Pi

An open-source, self-extensible agent harness and coding agent CLI — a modular runtime (agent core, unified multi-provider LLM API, TUI) with no built-in permission system by default, documented containerization patterns for sandboxing instead.

67.7Kstars
8.3Kforks
MIT License
TypeScript

Pi is built as a genuinely modular agent harness rather than a single monolithic CLI: pi-ai provides a unified API across LLM providers (OpenAI, Anthropic, Google, and others), pi-agent-core handles tool calling and state management as the runtime layer, pi-coding-agent is the interactive CLI most users interact with, and pi-tui is a standalone terminal UI library with differential rendering used to build that CLI. A separate project, pi-chat, extends the same foundation to Slack/chat automation.

The project is notably candid about a security trade-off: Pi does not include a built-in permission system for restricting filesystem, process, network, or credential access, running by default with whatever permissions the launching user/process has. Rather than bolting on a partial permission layer, the project documents three explicit containerization patterns — a Gondolin extension routing tools into a local Linux micro-VM, plain Docker isolation, or OpenShell’s policy-controlled sandbox — for users who need stronger boundaries.
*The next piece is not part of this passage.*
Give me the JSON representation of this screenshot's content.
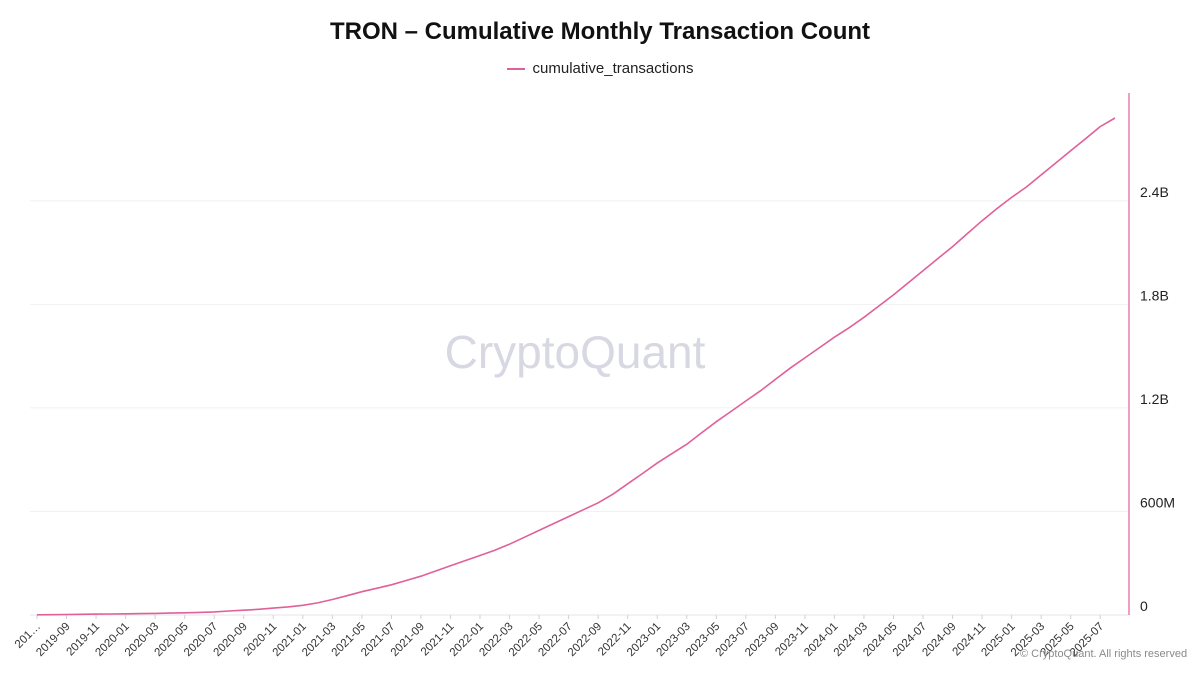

MIT licensed and distributed via npm (@earendil-works/pi-coding-agent), Pi describes itself as self-extensible, and has grown to 67,000+ GitHub stars with an active Discord community. The project auto-closes issues/PRs from new contributors by default, with maintainers reviewing them daily — a deliberate triage mechanism disclosed directly in the README.

What You Get

  • A unified LLM API (pi-ai) across OpenAI, Anthropic, Google, and other providers
  • An agent runtime (pi-agent-core) handling tool calling and state management independently of the CLI
  • An interactive coding agent CLI (pi-coding-agent) built on a standalone TUI library
  • Documented containerization patterns (Docker, a Linux micro-VM extension, or OpenShell) for sandboxing since Pi has no built-in permission system

Common Use Cases

  • Running a terminal-based coding agent that can call tools and manage state across a session
  • Building custom agent tooling on top of pi-agent-core or pi-ai without adopting the full coding-agent CLI
  • Sandboxing agent execution via Docker or a micro-VM extension when filesystem/network isolation is required
  • Extending Pi into other surfaces like Slack/chat automation via the companion pi-chat project

Under The Hood

Architecture Pi’s monorepo cleanly separates pi-ai (multi-provider LLM API), pi-agent-core (tool-calling and state management runtime), pi-coding-agent (the CLI), and pi-tui (a standalone terminal UI library with differential rendering) — meaning each layer can be reused independently, and the CLI itself is just one consumer of the underlying agent runtime rather than the runtime being CLI-specific. The explicit absence of a built-in permission system is itself an architectural choice: rather than a partial or false sense of security, Pi delegates isolation entirely to standard containerization tooling (Docker, micro-VMs, policy-controlled sandboxes).

Tech Stack TypeScript across all packages, distributed via npm under the @earendil-works scope, with a custom terminal UI library (pi-tui) rather than a third-party TUI framework, and multi-provider LLM support built into the core rather than the CLI layer.

Code Quality Very active, consistently maintained commit history at significant scale (67K+ stars, 8K+ forks) reflects strong real-world adoption; the project’s transparent disclosure of both its permission-system limitation and its contribution-triage policy (auto-closing new-contributor issues/PRs, reviewed daily) suggests deliberate, honest project management rather than hiding trade-offs.

What Makes It Unique Most coding agent CLIs bundle a partial permission/sandboxing layer directly into the tool; Pi instead explicitly declines to do so and documents real containerization patterns instead, avoiding the false confidence of an incomplete built-in permission system in favor of relying on well-understood, battle-tested isolation primitives (Docker, micro-VMs).

Self-Hosting

Licensing Model MIT licensed — fully open source with no license key.

Self-Hosting Restrictions Not applicable; Pi runs locally with your own LLM provider credentials.

License Key Required No. Note: Pi has no built-in permission system restricting filesystem, process, network, or credential access — it runs with the full permissions of the launching user/process unless you apply one of the documented containerization patterns yourself.